I am about 100 pages into the ACO final rules. I am trying to get my head around how the risk/gain sharing as proposed will play out. However, it occurred to me that there is one constituency which has been completely ignored; patients. Why are they not part of the gain/risk sharing equation? Yes, it could be argued that they are an indirect part of the equation in that saving of the Medicare program will be passed on in the form of lower taxes....maybe.
Why not make them direct participants in sharing of risk or financial gains? There are lots of ways to structure such a program. If physicians receive a financial windfall from spending less money why shouldn't their patients share in that windfall?
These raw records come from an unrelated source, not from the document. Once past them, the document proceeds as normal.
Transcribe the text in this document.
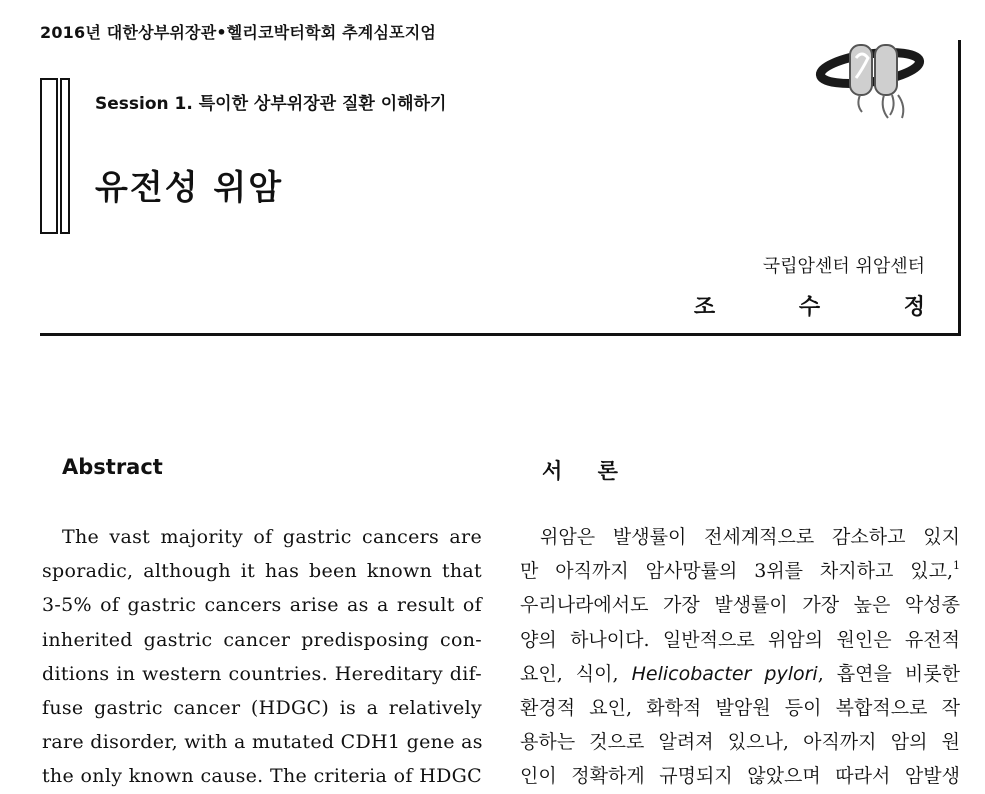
2016년 대한상부위장관•헬리코박터학회 추계심포지엄
Session 1. 특이한 상부위장관 질환 이해하기
유전성 위암
국립암센터 위암센터
조 수 정
Abstract	서 론
The vast majority of gastric cancers are
sporadic, although it has been known that
3-5% of gastric cancers arise as a result of
inherited gastric cancer predisposing con-
ditions in western countries. Hereditary dif-
fuse gastric cancer (HDGC) is a relatively
rare disorder, with a mutated CDH1 gene as
the only known cause. The criteria of HDGC
위암은 발생률이 전세계적으로 감소하고 있지
만 아직까지 암사망률의 3위를 차지하고 있고,$^1$
우리나라에서도 가장 발생률이 가장 높은 악성종
양의 하나이다. 일반적으로 위암의 원인은 유전적
요인, 식이, Helicobacter pylori, 흡연을 비롯한
환경적 요인, 화학적 발암원 등이 복합적으로 작
용하는 것으로 알려져 있으나, 아직까지 암의 원
인이 정확하게 규명되지 않았으며 따라서 암발생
It can be implied that money saved is a consequence of withholding specific elements of care or substitution of low cost vs. higher cost interventions. Why shouldn't patients be involved in these decisions, specifically when it involves their care? They have much at stake and the reality is it is their money as well.
There are all types of circumstances where this might be deployed. If a patient elects to have conservative medical management for a problem which has also has an expensive interventionalist approach, why not share the savings with that patient? If a patient elects to use the cheaper statin drug (or perhaps elects not to take the drug at all), maybe it should be their financial windfall? Such a mindset might be very reasonable when we are dealing with NNT scenarios which are in the thousands. Would it be unreasonable for a patient to want the rebate instead of the drug which he/she has only a one in thousands chance of benefit from?
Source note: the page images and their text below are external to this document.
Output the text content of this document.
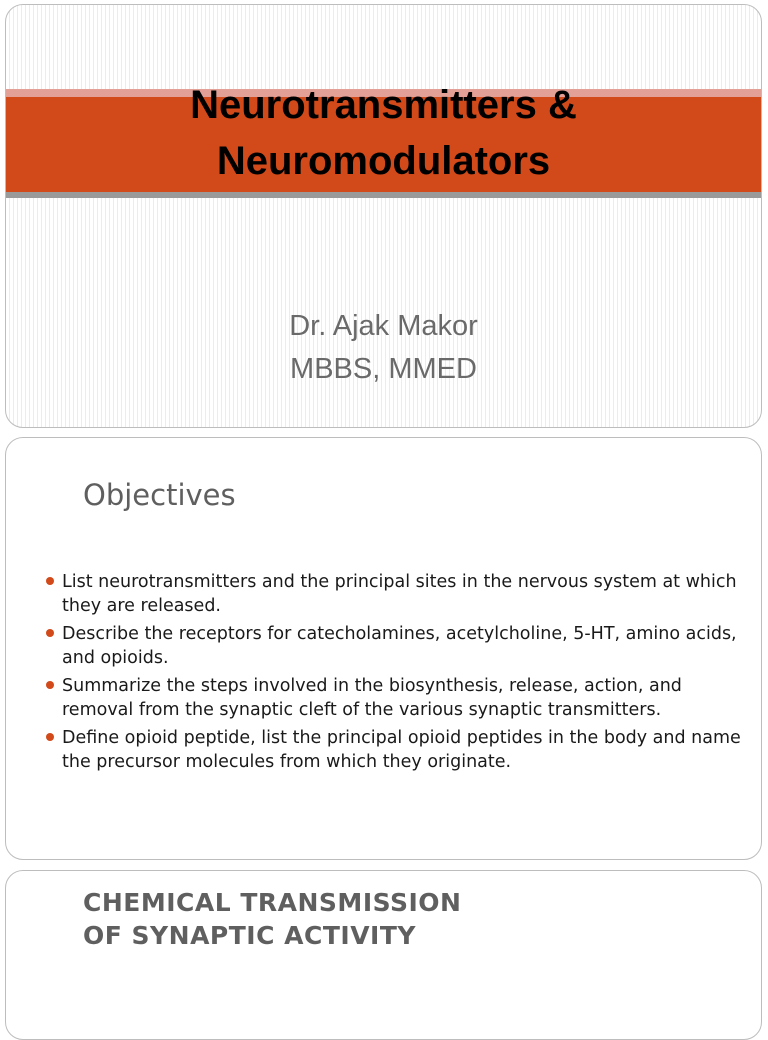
Neurotransmitters &
Neuromodulators
Dr. Ajak Makor
MBBS, MMED
Objectives
List neurotransmitters and the principal sites in the nervous system at which they are released.
Describe the receptors for catecholamines, acetylcholine, 5-HT, amino acids, and opioids.
Summarize the steps involved in the biosynthesis, release, action, and removal from the synaptic cleft of the various synaptic transmitters.
Define opioid peptide, list the principal opioid peptides in the body and name the precursor molecules from which they originate.
CHEMICAL TRANSMISSION
OF SYNAPTIC ACTIVITY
Deployment of such a program would almost certainly spur the development of an entire industry counselling patients regarding what types of treatments and tests to decline. Yes there is risk that patients might decide to forgo treatment which is recommended by their physicians. I think this is a certainty, not just a possibility. I have no doubt that creation of gain sharing where patients have a chance to take the cash and not the care will result in many people taking the money. However, in a world where patient autonomy is valued, where do we draw the line in terms of intervening when people with decision making capacity decide to deploy their own resources in a way we disagree with. We simply need to be persuasive enough to convince patients that what we offer is worth the money they will forgo. It won't be easy to deploy and it will provide many gaming opportunities, but what else is new? Remember the alternative is what is presently proposed where insurers and providers collude to covertly ration care.
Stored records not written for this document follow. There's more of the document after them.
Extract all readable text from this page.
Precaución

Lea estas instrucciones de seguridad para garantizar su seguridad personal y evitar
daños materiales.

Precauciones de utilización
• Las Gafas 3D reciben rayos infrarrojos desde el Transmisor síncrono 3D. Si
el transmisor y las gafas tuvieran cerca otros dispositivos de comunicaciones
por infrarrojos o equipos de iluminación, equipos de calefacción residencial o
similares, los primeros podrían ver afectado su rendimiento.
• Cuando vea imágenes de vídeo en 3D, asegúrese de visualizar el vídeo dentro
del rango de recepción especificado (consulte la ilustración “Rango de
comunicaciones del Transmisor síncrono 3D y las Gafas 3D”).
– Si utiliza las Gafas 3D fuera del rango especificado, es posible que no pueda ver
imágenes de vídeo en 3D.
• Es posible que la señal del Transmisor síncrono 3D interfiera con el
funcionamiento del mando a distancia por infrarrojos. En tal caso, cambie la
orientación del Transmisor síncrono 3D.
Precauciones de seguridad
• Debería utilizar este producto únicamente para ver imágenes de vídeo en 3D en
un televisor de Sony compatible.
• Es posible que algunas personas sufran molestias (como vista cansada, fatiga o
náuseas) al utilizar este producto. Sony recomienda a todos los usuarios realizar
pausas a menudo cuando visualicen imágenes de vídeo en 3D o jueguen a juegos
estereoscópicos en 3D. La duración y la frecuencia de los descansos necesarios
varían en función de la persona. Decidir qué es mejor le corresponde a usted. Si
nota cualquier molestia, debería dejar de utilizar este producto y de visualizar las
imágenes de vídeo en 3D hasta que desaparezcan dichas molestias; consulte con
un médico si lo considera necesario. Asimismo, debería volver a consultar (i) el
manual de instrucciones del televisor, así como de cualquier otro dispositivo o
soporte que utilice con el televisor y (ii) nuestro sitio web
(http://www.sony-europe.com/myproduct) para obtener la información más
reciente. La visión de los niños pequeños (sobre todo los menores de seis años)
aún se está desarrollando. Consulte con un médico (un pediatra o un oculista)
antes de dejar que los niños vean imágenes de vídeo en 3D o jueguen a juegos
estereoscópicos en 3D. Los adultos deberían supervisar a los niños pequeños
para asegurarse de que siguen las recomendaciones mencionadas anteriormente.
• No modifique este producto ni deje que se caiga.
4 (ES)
I wonder if the Center for Medicare and Medicaid Innovation would be receptive to this type of innovation?
1 comment:
It was surprising in the NNT article in Bloomberg, a financial periodical, that no one, not the authors nor the parties on either side of the issue, had done expected value analysis on outcomes of various, competing management strategies and their consequences. Expected value analysis is a fundamental tool for applying probabilities to the costs of mutually exclusive outcomes integrated over time to compare what, in nominal dollar values, is the least expensive alternative. NNT itself is a form of expected value analysis but is a static figure. I expect than none of the parties to the debate on the applicability of NNTs to medical decision making really want such a dynamic scoring of outcomes done as hard, if abstract, numbers would challenge their personal perspective in the decision making process on the value of therapeutic alternatives. If I were a patient though who was being counseled on, and given an economic stake or even incentive, in my decision to undertake a particular therapeutic approach, the first thing I would ask for would be an expected value analysis of the long term outcomes of the different alternatives.